A recent study was conducted to examine the use of microsampling collection devices that allow patients to self-collect their capillary samples.3 The procedure requires minimal training, and can be conducted in a patient’s home or at a remote clinical site. The study’s findings indicate that most patients were at ease with self-collecting a capillary sample at home rather than going to a clinic, laboratory, or other phlebotomy collection site.

Remote monitoring for HbA1c

Compared to older methods, remote sampling and monitoring for HbA1c is convenient and saves time and costs. Most important, it has demonstrated effectiveness through improved outcomes for patients.

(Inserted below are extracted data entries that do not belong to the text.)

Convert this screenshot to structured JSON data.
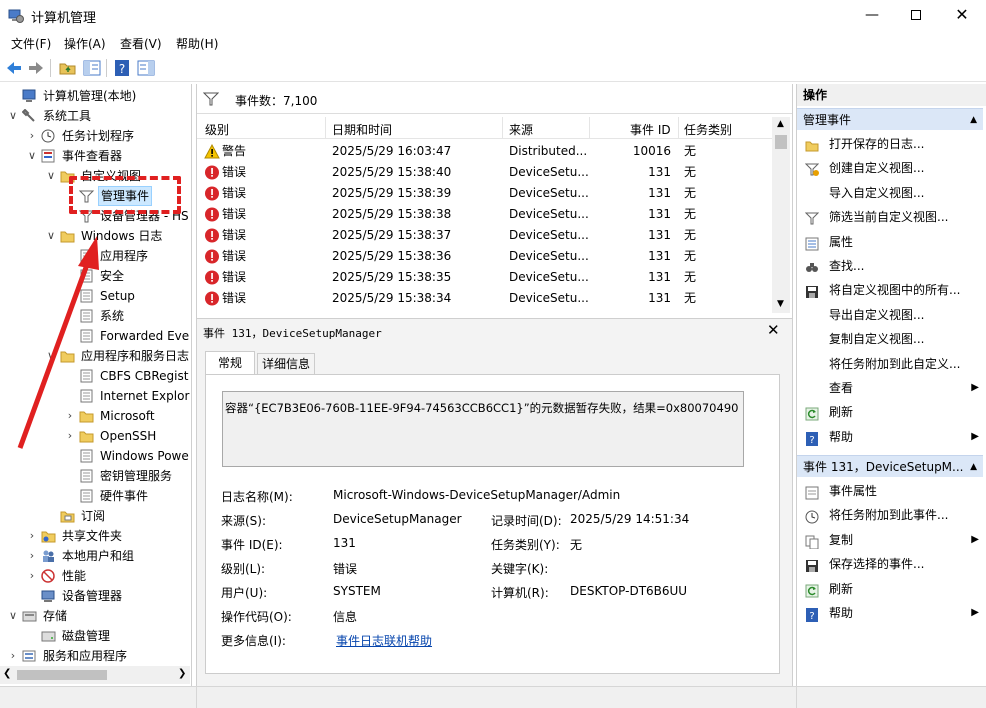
{
  "window": {
    "title": "计算机管理"
  },
  "menu": [
    "文件(F)",
    "操作(A)",
    "查看(V)",
    "帮助(H)"
  ],
  "tree": [
    {
      "label": "计算机管理(本地)",
      "icon": "computer-icon"
    },
    {
      "label": "系统工具",
      "icon": "tools-icon"
    },
    {
      "label": "任务计划程序",
      "icon": "clock-icon"
    },
    {
      "label": "事件查看器",
      "icon": "event-viewer-icon"
    },
    {
      "label": "自定义视图",
      "icon": "folder-icon"
    },
    {
      "label": "管理事件",
      "icon": "filter-icon"
    },
    {
      "label": "设备管理器 - HS",
      "icon": "filter-icon"
    },
    {
      "label": "Windows 日志",
      "icon": "folder-icon"
    },
    {
      "label": "应用程序",
      "icon": "log-icon"
    },
    {
      "label": "安全",
      "icon": "log-icon"
    },
    {
      "label": "Setup",
      "icon": "log-icon"
    },
    {
      "label": "系统",
      "icon": "log-icon"
    },
    {
      "label": "Forwarded Eve",
      "icon": "log-icon"
    },
    {
      "label": "应用程序和服务日志",
      "icon": "folder-icon"
    },
    {
      "label": "CBFS CBRegist",
      "icon": "log-icon"
    },
    {
      "label": "Internet Explor",
      "icon": "log-icon"
    },
    {
      "label": "Microsoft",
      "icon": "folder-icon"
    },
    {
      "label": "OpenSSH",
      "icon": "folder-icon"
    },
    {
      "label": "Windows Powe",
      "icon": "log-icon"
    },
    {
      "label": "密钥管理服务",
      "icon": "log-icon"
    },
    {
      "label": "硬件事件",
      "icon": "log-icon"
    },
    {
      "label": "订阅",
      "icon": "subscription-icon"
    },
    {
      "label": "共享文件夹",
      "icon": "shared-folder-icon"
    },
    {
      "label": "本地用户和组",
      "icon": "users-icon"
    },
    {
      "label": "性能",
      "icon": "performance-icon"
    },
    {
      "label": "设备管理器",
      "icon": "device-manager-icon"
    },
    {
      "label": "存储",
      "icon": "storage-icon"
    },
    {
      "label": "磁盘管理",
      "icon": "disk-icon"
    },
    {
      "label": "服务和应用程序",
      "icon": "services-icon"
    }
  ],
  "events": {
    "count_label": "事件数：7,100",
    "columns": [
      "级别",
      "日期和时间",
      "来源",
      "事件 ID",
      "任务类别"
    ],
    "rows": [
      [
        "警告",
        "2025/5/29 16:03:47",
        "Distributed...",
        "10016",
        "无"
      ],
      [
        "错误",
        "2025/5/29 15:38:40",
        "DeviceSetu...",
        "131",
        "无"
      ],
      [
        "错误",
        "2025/5/29 15:38:39",
        "DeviceSetu...",
        "131",
        "无"
      ],
      [
        "错误",
        "2025/5/29 15:38:38",
        "DeviceSetu...",
        "131",
        "无"
      ],
      [
        "错误",
        "2025/5/29 15:38:37",
        "DeviceSetu...",
        "131",
        "无"
      ],
      [
        "错误",
        "2025/5/29 15:38:36",
        "DeviceSetu...",
        "131",
        "无"
      ],
      [
        "错误",
        "2025/5/29 15:38:35",
        "DeviceSetu...",
        "131",
        "无"
      ],
      [
        "错误",
        "2025/5/29 15:38:34",
        "DeviceSetu...",
        "131",
        "无"
      ]
    ]
  },
  "detail": {
    "header": "事件 131，DeviceSetupManager",
    "tabs": [
      "常规",
      "详细信息"
    ],
    "message": "容器“{EC7B3E06-760B-11EE-9F94-74563CCB6CC1}”的元数据暂存失败，结果=0x80070490",
    "fields": {
      "log_name_label": "日志名称(M):",
      "log_name": "Microsoft-Windows-DeviceSetupManager/Admin",
      "source_label": "来源(S):",
      "source": "DeviceSetupManager",
      "logged_label": "记录时间(D):",
      "logged": "2025/5/29 14:51:34",
      "event_id_label": "事件 ID(E):",
      "event_id": "131",
      "task_label": "任务类别(Y):",
      "task": "无",
      "level_label": "级别(L):",
      "level": "错误",
      "keywords_label": "关键字(K):",
      "keywords": "",
      "user_label": "用户(U):",
      "user": "SYSTEM",
      "computer_label": "计算机(R):",
      "computer": "DESKTOP-DT6B6UU",
      "opcode_label": "操作代码(O):",
      "opcode": "信息",
      "more_label": "更多信息(I):",
      "more_link": "事件日志联机帮助"
    }
  },
  "actions": {
    "title": "操作",
    "section1": "管理事件",
    "items1": [
      {
        "label": "打开保存的日志...",
        "icon": "open-folder-icon"
      },
      {
        "label": "创建自定义视图...",
        "icon": "filter-add-icon"
      },
      {
        "label": "导入自定义视图...",
        "icon": "blank-icon"
      },
      {
        "label": "筛选当前自定义视图...",
        "icon": "filter-icon"
      },
      {
        "label": "属性",
        "icon": "properties-icon"
      },
      {
        "label": "查找...",
        "icon": "find-icon"
      },
      {
        "label": "将自定义视图中的所有...",
        "icon": "save-icon"
      },
      {
        "label": "导出自定义视图...",
        "icon": "blank-icon"
      },
      {
        "label": "复制自定义视图...",
        "icon": "blank-icon"
      },
      {
        "label": "将任务附加到此自定义...",
        "icon": "blank-icon"
      },
      {
        "label": "查看",
        "icon": "blank-icon",
        "arrow": true
      },
      {
        "label": "刷新",
        "icon": "refresh-icon"
      },
      {
        "label": "帮助",
        "icon": "help-icon",
        "arrow": true
      }
    ],
    "section2": "事件 131，DeviceSetupM...",
    "items2": [
      {
        "label": "事件属性",
        "icon": "event-properties-icon"
      },
      {
        "label": "将任务附加到此事件...",
        "icon": "attach-task-icon"
      },
      {
        "label": "复制",
        "icon": "copy-icon",
        "arrow": true
      },
      {
        "label": "保存选择的事件...",
        "icon": "save-icon"
      },
      {
        "label": "刷新",
        "icon": "refresh-icon"
      },
      {
        "label": "帮助",
        "icon": "help-icon",
        "arrow": true
      }
    ]
  },
  "colors": {
    "accent": "#1f5fbf",
    "selection": "#cce8ff",
    "annotation": "#e02020",
    "warning": "#f5c400",
    "error": "#d8262a"
  }
}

Scientists from Belgium’s Ghent University Hospital recently conducted a study in which they looked into the user-friendliness of various sampling techniques as well as the techniques patients preferred to use in the future.4 Remote and at-home sampling techniques, in which patients manage their blood samples by themselves, stood out as most popular. The future of remote monitoring for patients with diabetes opens new options and facilitates greater choice for people with diabetes and those who care for them.

Through such interventions as remote sampling, remote patient monitoring, and precision medicine, management of chronic illnesses could become a less taxing challenge for healthcare systems. The use of technology to implement cost-effective healthcare management is an increasingly realistic possible alternative for diabetes management.

REFERENCES

1. Tep S. 8 studies that prove the value of remote monitoring for diabetes.
2. Broderick JA. Point‐of‐care haemoglobin measurement – state of the art or a bleeding nuisance? Anaesthesia. 2015;70(11):1225-1229.
3. Jannetto P, Mbughuni M, Stevens M, et al. Capillary versus venous therapeutic drug monitoring of tacrolimus and cyclosporine A. Mayo Clinic poster presentation. 
4. Verougstraete N, Lapauw B, Van Aken S, Delanghe J, Stove C, Stove. V. Volumetric absorptive microsampling at home as an alternative tool for the monitoring of HbA1c in diabetes patients. Clin Chem Lab Med. 017;55(3):462-469.